Em que medida falar que “o precedente tem uma dimensão objetiva” e que a sua ratio decidendi é a universalização das razões necessárias e suficientes da justificação judicial, no contexto jurídico brasileiro, seria diferente de equipará-lo a uma tese? Eis a pergunta que deve ser respondida.

O que são as teses? Por que os julgamentos têm de ser transformados em teses? Por que decisões de jurisdição constitucional se transformam em tese? E por que essas teses têm feição de “leis gerais e abstratas”? Por que até mesmo há teses a partir de Habeas Corpus? Eis as perguntas que tento responder. Sugiro a leitura de duas colunas sobre o tema: Qual é o é da coisa chamada precedente e o tema 995 e A democracia é compatível com a jurisprudencialização do direito?

Spacca

No conjunto da obra (teses, precedentes e a confusão que há entre esses dois conceitos) há uma tentativa de buscar respostas antes das perguntas, almejando uma solução a priori para problemas interpretativos. Veja-se como isso está presente em casos como a descriminalização das drogas, do aborto etc. O STF, na verdade, está procurando disciplinar a matéria para o futuro. Os casos importam muito pouco. Na verdade, as teses têm esse objetivo. Basta ler qualquer uma delas. Pensemos na tese de direito do trabalho, em que o STF aprovou a tese no Tema 725:

“É lícita a terceirização ou qualquer outra forma de divisão do trabalho entre pessoas jurídicas distintas, independentemente do objeto social das empresas envolvidas, mantida a responsabilidade subsidiária da empresa contratante.”

Ou seja, o STF liberou de forma irrestrita a terceirização dos serviços, cuja relação, por natureza, é trilateral: a) trabalhador, b) empresa prestadora de serviços e c) empresa tomadora de serviços.

Qual era a discussão?
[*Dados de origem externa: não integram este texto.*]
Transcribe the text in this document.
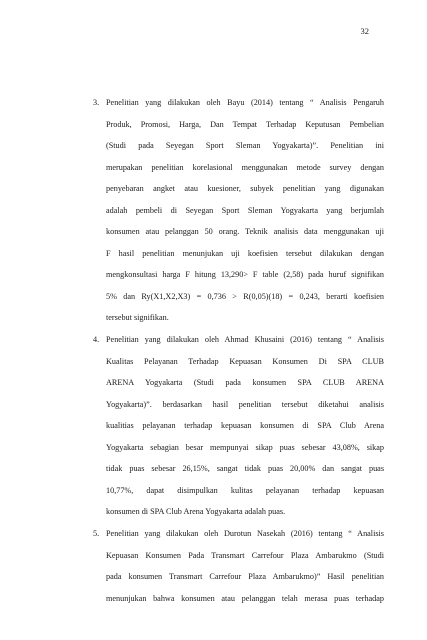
32
3. Penelitian yang dilakukan oleh Bayu (2014) tentang “ Analisis Pengaruh
Produk, Promosi, Harga, Dan Tempat Terhadap Keputusan Pembelian
(Studi pada Seyegan Sport Sleman Yogyakarta)”. Penelitian ini
merupakan penelitian korelasional menggunakan metode survey dengan
penyebaran angket atau kuesioner, subyek penelitian yang digunakan
adalah pembeli di Seyegan Sport Sleman Yogyakarta yang berjumlah
konsumen atau pelanggan 50 orang. Teknik analisis data menggunakan uji
F hasil penelitian menunjukan uji koefisien tersebut dilakukan dengan
mengkonsultasi harga F hitung 13,290> F table (2,58) pada huruf signifikan
5% dan Ry(X1,X2,X3) = 0,736 > R(0,05)(18) = 0,243, berarti koefisien
tersebut signifikan.
4. Penelitian yang dilakukan oleh Ahmad Khusaini (2016) tentang “ Analisis
Kualitas Pelayanan Terhadap Kepuasan Konsumen Di SPA CLUB
ARENA Yogyakarta (Studi pada konsumen SPA CLUB ARENA
Yogyakarta)”. berdasarkan hasil penelitian tersebut diketahui analisis
kualitias pelayanan terhadap kepuasan konsumen di SPA Club Arena
Yogyakarta sebagian besar mempunyai sikap puas sebesar 43,08%, sikap
tidak puas sebesar 26,15%, sangat tidak puas 20,00% dan sangat puas
10,77%, dapat disimpulkan kulitas pelayanan terhadap kepuasan
konsumen di SPA Club Arena Yogyakarta adalah puas.
5. Penelitian yang dilakukan oleh Durotun Nasekah (2016) tentang “ Analisis
Kepuasan Konsumen Pada Transmart Carrefour Plaza Ambarukmo (Studi
pada konsumen Transmart Carrefour Plaza Ambarukmo)” Hasil penelitian
menunjukan bahwa konsumen atau pelanggan telah merasa puas terhadap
Em muitos casos, o trabalhador, embora empregado formal da prestadora, postulava vínculo de emprego diretamente com a tomadora. Fundamento: o trabalhador estava subordinado diretamente a tomadora; a prestadora apenas intermediava a mão de obra.

Um exemplo: eletricitários — vantagens coletivas conquistadas ao longo dos anos pela categoria. Para burlar, a companhia de energia contrata uma empresa prestadora de serviço (cujas convenções ou acordos coletivos não tem as mesmas vantagens) e essa terceirização é toda por lícita. O problema é que empregados da prestadora e da própria companhia trabalham lado a lado, fazendo as mesmas coisas (claro, não dá para generalizar).

Em termos de teoria do direito e hermenêutica, qual é o problema da “tese”? É que a Tese 725 abriu a porteira para todo tipo de “pejotização” — vide número expressivo de reclamações no STF sobre vínculo de emprego. E o STF tem cassado as decisões dos tribunais do trabalho, porque “a tese” validou a terceirização. Mas há uma questão anterior: terceirizar é diferente de pejotizar. Na terceirização, a relação é trilateral; na pejotização, bilateral.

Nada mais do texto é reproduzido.